Original Broadcast: 7/20/2025
Presented by EY
Automation can be a powerful force—but only when it’s applied with purpose. In his appearance on Fed Gov Today with Francis Rose, George Kaczmarskyj, Principal for Government and Public Sector at EY, outlines the critical lessons agencies must learn as they ramp up automation efforts. Drawing from years of experience in the commercial sector, Kaczmarskyj brings a clear message to government: focus on your process before you touch your tech.
The temptation to jump straight into automation is understandable. Agencies see new tools and want to apply them immediately. But according to Kaczmarskyj, that approach is backwards. “Don’t automate a mess,” he cautions. That’s the title of a piece he wrote—and it’s a mistake he’s seen many organizations make. In the early days of automation in financial services, companies were eager to be early adopters. “There was unbridled enthusiasm to get into automation,” he recalls. “But we were often automating for automation’s sake.” The result? Suboptimal outcomes. Organizations were forcing technologies into processes they didn’t fully understand, leading to wasted investment and minimal impact. “We would take a technology and try to screw it into whatever task, just to say we saved two hours of a person’s time,” Kaczmarskyj explains. Over time, it became clear that better results came from stepping back and rethinking the process entirely. “If we thought about our processes holistically—why they exist, how they function—and then reengineered them, we saw a lot more value when we finally applied automation.” The big takeaway? “Automate as the last part of the mile,” not the first.
Kaczmarskyj also challenges the idea that automation is a one-size-fits-all solution. In the rush to modernize, agencies often reach for familiar tools, even when they’re not the right fit. He calls it the “Python syndrome”: to a Python developer, every problem looks like a Python problem. Instead of defaulting to a single technology, Kaczmarskyj advocates for expanding the “technology aperture.” Automation isn’t linear, he says—it’s a landscape. “If you look at the patterns that people perform manually, there are different technologies that fit those patterns better.” The right approach, he says, starts with understanding the process and the desired outcome. Then, and only then, do you select the technology that aligns with that pattern. “We needed to pick the right automation tool for the right process pattern,” he emphasizes. And that requires thoughtful solutioning—not just applying the trendiest tool.
Kaczmarskyj sees strong parallels between today’s automation push and other federal modernization efforts in the past. Cybersecurity and digital transformation, for instance, both learned the hard way that retrofitting isn’t enough. “In cybersecurity, we heard: don’t bolt it on, build it in from the beginning,” he says. “In digital modernization, agencies realized they had to look at the business process first before applying the digital layer.” The same is true for automation. “These solutions and best practices are similar,” he says, “but sometimes harder to apply, because automation often uses tools that are less flexible.” That’s where commitment to reengineering becomes crucial. Unlike other transformations that involve entirely new systems, automation often introduces a new toolset to an old process. That makes it even more important to rethink the process—otherwise, agencies risk layering inefficiency on top of inefficiency.

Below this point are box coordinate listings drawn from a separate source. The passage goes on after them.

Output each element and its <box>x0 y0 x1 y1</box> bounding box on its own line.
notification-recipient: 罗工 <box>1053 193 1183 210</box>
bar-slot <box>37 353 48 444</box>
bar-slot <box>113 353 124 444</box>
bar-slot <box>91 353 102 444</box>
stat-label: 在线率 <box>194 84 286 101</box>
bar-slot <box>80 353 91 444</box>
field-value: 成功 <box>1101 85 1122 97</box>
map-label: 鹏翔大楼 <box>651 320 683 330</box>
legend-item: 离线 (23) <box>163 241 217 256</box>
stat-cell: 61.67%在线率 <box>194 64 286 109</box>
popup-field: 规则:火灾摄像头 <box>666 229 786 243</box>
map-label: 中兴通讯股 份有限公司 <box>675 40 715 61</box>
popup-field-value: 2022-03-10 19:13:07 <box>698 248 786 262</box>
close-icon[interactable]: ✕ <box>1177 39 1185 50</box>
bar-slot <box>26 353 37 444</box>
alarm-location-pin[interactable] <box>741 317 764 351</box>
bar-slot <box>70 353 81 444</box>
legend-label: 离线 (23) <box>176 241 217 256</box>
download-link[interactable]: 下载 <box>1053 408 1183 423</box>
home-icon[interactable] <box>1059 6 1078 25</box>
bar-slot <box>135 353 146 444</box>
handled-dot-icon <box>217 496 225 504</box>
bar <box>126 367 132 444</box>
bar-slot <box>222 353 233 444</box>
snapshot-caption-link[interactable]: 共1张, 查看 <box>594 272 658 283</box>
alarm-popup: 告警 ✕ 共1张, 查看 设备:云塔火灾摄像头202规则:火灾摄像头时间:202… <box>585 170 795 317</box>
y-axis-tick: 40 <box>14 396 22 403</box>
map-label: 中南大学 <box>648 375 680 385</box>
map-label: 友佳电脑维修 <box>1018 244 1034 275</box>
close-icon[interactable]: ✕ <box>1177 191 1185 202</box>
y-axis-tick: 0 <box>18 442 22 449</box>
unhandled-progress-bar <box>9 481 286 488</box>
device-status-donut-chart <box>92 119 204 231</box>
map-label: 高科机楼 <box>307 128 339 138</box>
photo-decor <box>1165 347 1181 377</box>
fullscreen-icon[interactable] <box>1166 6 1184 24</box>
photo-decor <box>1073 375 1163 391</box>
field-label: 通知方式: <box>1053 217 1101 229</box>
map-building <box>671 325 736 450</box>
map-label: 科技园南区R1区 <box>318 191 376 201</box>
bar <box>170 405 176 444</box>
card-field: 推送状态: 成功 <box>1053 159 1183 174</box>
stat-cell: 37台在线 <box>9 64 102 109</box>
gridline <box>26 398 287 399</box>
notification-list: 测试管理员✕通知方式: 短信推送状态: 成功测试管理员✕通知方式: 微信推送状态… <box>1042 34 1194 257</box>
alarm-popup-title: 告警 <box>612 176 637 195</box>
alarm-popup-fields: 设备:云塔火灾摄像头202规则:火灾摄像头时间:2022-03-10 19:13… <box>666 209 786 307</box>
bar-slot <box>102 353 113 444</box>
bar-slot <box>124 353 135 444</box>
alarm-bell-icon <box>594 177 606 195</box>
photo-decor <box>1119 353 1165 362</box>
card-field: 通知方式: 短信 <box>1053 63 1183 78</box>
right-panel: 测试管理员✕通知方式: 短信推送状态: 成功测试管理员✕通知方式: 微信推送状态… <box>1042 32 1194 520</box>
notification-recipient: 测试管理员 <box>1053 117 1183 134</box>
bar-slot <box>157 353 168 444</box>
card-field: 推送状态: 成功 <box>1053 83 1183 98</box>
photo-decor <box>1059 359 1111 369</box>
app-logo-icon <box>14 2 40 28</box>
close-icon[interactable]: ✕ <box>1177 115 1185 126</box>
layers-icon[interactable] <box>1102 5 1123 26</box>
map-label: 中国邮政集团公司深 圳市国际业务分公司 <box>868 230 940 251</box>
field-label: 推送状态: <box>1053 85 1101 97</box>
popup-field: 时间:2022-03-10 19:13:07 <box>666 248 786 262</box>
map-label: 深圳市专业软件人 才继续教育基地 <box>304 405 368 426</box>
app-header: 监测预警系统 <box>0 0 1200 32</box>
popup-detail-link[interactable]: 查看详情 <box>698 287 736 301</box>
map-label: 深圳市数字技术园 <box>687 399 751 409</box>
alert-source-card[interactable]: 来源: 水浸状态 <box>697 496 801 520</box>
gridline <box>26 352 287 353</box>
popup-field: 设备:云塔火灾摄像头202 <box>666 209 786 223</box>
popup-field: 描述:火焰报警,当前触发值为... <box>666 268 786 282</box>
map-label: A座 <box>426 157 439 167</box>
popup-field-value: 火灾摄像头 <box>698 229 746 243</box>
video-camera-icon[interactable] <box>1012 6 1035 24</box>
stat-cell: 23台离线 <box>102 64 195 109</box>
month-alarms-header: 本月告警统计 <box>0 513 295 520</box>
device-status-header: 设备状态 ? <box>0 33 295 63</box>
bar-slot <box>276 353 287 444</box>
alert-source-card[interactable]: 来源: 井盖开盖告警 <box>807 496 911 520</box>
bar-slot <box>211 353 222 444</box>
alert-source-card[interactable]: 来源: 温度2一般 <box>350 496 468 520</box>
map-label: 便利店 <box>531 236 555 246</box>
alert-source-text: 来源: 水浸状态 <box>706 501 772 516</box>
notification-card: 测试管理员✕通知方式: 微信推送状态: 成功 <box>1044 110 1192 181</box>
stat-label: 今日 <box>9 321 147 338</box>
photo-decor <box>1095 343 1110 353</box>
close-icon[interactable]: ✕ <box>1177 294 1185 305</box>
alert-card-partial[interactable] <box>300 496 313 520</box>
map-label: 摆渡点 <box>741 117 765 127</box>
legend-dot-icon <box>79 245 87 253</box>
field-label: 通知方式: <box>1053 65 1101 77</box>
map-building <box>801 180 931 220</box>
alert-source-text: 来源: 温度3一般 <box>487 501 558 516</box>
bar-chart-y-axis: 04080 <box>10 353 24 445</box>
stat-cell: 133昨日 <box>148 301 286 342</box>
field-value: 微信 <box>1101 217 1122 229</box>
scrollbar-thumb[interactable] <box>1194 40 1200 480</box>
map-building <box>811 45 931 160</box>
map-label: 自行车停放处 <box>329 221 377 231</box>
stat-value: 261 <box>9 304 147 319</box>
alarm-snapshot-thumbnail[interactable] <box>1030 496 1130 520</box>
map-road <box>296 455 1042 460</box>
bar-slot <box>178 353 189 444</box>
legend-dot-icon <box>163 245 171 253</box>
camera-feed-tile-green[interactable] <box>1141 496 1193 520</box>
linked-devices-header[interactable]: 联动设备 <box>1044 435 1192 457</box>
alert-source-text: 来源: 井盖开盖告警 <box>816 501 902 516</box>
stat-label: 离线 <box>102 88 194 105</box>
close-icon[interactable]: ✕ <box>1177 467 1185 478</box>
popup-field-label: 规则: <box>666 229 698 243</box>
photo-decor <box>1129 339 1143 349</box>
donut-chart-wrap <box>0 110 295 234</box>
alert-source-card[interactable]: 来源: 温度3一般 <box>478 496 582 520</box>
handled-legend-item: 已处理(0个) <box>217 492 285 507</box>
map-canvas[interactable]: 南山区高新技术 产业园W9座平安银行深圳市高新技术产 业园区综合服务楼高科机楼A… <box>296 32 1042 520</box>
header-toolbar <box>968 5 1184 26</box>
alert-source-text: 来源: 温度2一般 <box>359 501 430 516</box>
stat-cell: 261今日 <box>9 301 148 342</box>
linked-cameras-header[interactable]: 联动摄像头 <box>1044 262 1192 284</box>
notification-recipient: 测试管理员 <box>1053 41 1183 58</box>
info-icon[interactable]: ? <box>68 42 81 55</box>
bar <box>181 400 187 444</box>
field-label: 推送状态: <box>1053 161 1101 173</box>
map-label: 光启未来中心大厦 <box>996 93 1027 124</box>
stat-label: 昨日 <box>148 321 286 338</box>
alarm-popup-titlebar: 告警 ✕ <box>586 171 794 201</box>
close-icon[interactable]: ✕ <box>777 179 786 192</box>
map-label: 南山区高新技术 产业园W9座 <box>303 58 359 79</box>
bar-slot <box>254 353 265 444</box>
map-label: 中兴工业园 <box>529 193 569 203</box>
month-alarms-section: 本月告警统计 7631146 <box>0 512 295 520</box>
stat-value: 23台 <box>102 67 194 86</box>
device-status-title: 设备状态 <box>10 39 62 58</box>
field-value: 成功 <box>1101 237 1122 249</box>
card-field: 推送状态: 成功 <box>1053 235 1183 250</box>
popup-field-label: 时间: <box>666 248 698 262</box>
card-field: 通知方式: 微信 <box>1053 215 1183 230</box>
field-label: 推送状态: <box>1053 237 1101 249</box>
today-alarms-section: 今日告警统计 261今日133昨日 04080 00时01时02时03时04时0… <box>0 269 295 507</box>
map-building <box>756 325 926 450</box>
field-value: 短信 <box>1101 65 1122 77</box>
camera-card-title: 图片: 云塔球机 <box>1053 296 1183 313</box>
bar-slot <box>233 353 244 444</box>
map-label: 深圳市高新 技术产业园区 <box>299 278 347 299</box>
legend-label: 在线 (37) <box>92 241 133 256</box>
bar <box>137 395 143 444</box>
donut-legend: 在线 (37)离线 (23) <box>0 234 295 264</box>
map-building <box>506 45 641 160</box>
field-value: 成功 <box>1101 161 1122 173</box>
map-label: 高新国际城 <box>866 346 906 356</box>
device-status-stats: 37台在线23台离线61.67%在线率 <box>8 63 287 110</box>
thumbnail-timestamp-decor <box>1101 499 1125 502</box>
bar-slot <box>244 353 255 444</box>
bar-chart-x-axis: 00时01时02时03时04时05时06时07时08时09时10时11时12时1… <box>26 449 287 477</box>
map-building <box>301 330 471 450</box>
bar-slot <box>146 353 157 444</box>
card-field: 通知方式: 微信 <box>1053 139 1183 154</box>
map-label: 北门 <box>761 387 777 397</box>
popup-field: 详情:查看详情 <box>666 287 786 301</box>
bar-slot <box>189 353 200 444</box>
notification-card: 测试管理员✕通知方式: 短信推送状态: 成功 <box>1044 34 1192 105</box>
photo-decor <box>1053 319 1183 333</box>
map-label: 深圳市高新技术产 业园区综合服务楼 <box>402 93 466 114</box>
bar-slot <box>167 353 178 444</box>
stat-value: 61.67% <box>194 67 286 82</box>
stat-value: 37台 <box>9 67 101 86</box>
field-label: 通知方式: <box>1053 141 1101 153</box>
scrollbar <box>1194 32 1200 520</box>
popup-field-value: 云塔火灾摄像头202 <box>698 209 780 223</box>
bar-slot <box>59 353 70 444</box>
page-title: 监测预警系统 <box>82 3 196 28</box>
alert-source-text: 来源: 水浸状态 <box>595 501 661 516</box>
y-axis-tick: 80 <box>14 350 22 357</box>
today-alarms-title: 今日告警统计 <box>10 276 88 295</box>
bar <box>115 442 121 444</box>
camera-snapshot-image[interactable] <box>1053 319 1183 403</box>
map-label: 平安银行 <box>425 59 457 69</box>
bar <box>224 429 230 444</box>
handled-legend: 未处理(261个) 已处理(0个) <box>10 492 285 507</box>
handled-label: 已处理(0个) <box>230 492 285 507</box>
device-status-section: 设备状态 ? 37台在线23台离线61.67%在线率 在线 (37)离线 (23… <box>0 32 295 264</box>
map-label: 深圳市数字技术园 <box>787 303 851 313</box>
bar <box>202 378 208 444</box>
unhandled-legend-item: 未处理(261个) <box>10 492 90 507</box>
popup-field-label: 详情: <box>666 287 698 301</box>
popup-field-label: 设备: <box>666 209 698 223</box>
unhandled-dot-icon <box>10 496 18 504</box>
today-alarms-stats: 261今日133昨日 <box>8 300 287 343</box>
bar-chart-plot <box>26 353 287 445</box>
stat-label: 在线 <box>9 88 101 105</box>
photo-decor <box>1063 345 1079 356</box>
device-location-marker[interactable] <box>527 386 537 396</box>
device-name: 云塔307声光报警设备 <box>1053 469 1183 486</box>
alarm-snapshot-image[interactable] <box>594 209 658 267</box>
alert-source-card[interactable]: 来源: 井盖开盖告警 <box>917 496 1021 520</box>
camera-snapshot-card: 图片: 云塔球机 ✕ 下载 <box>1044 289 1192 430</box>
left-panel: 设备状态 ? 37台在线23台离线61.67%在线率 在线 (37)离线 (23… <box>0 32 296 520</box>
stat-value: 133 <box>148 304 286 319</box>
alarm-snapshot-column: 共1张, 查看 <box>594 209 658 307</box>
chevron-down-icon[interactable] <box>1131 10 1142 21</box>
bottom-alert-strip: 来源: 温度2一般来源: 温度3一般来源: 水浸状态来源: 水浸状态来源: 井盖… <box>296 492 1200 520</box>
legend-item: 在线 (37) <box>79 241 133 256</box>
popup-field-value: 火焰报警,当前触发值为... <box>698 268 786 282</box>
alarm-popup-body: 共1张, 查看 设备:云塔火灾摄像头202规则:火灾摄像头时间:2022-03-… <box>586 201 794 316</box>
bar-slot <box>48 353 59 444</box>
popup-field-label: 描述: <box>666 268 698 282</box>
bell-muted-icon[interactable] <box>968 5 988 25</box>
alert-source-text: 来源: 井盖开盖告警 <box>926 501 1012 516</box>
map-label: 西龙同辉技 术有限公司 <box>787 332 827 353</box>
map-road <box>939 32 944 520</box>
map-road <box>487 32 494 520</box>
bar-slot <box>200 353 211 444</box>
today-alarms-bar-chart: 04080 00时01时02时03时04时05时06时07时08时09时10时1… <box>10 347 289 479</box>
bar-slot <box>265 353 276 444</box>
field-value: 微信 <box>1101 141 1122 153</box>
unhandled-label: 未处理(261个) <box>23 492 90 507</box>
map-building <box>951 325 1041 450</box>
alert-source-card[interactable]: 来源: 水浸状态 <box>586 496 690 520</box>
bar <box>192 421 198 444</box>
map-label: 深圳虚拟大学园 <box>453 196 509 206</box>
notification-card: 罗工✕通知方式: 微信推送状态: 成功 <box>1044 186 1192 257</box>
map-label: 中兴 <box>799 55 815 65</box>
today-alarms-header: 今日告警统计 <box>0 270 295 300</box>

For agencies just starting down the automation path, Kaczmarskyj encourages them to think long term. In his writing, he emphasizes the importance of planning for Day One, Year One, and Year Five. Of the three, he says Year Five is the hardest—but also the most important. “We don’t often think that far ahead,” he admits. “But we need to imagine a future where we have thousands of automations that don’t exist today, interacting with hundreds of systems and tens of thousands of stakeholders.” Without that future-focused thinking, agencies risk building up massive technical or process debt. The key, he says, is to imagine not just the solution—but the operating model that supports it at scale.
Finally, Kaczmarskyj argues that successful automation requires more than good tools. It demands an innovation mindset—and a team structure that supports it. “As you go through the automation journey, you need to establish your automation capability,” he says. That means dedicating resources not just to technology implementation, but to continual learning, experimentation, and improvement. “Innovation has to be part of the remit of that function,” he adds.
As more federal agencies embrace automation, Kaczmarskyj’s advice couldn’t be timelier. With budget constraints, staffing challenges, and rising expectations, there’s more pressure than ever to do more with less. But the path to smart automation isn’t paved with shortcuts. It’s built on thoughtful design, cross-functional collaboration, and a deep understanding of process. “Don’t automate a mess” isn’t just a warning—it’s a roadmap. And if agencies follow it, Kaczmarskyj believes they’ll not only see better results—they’ll build a more agile, efficient, and innovative government.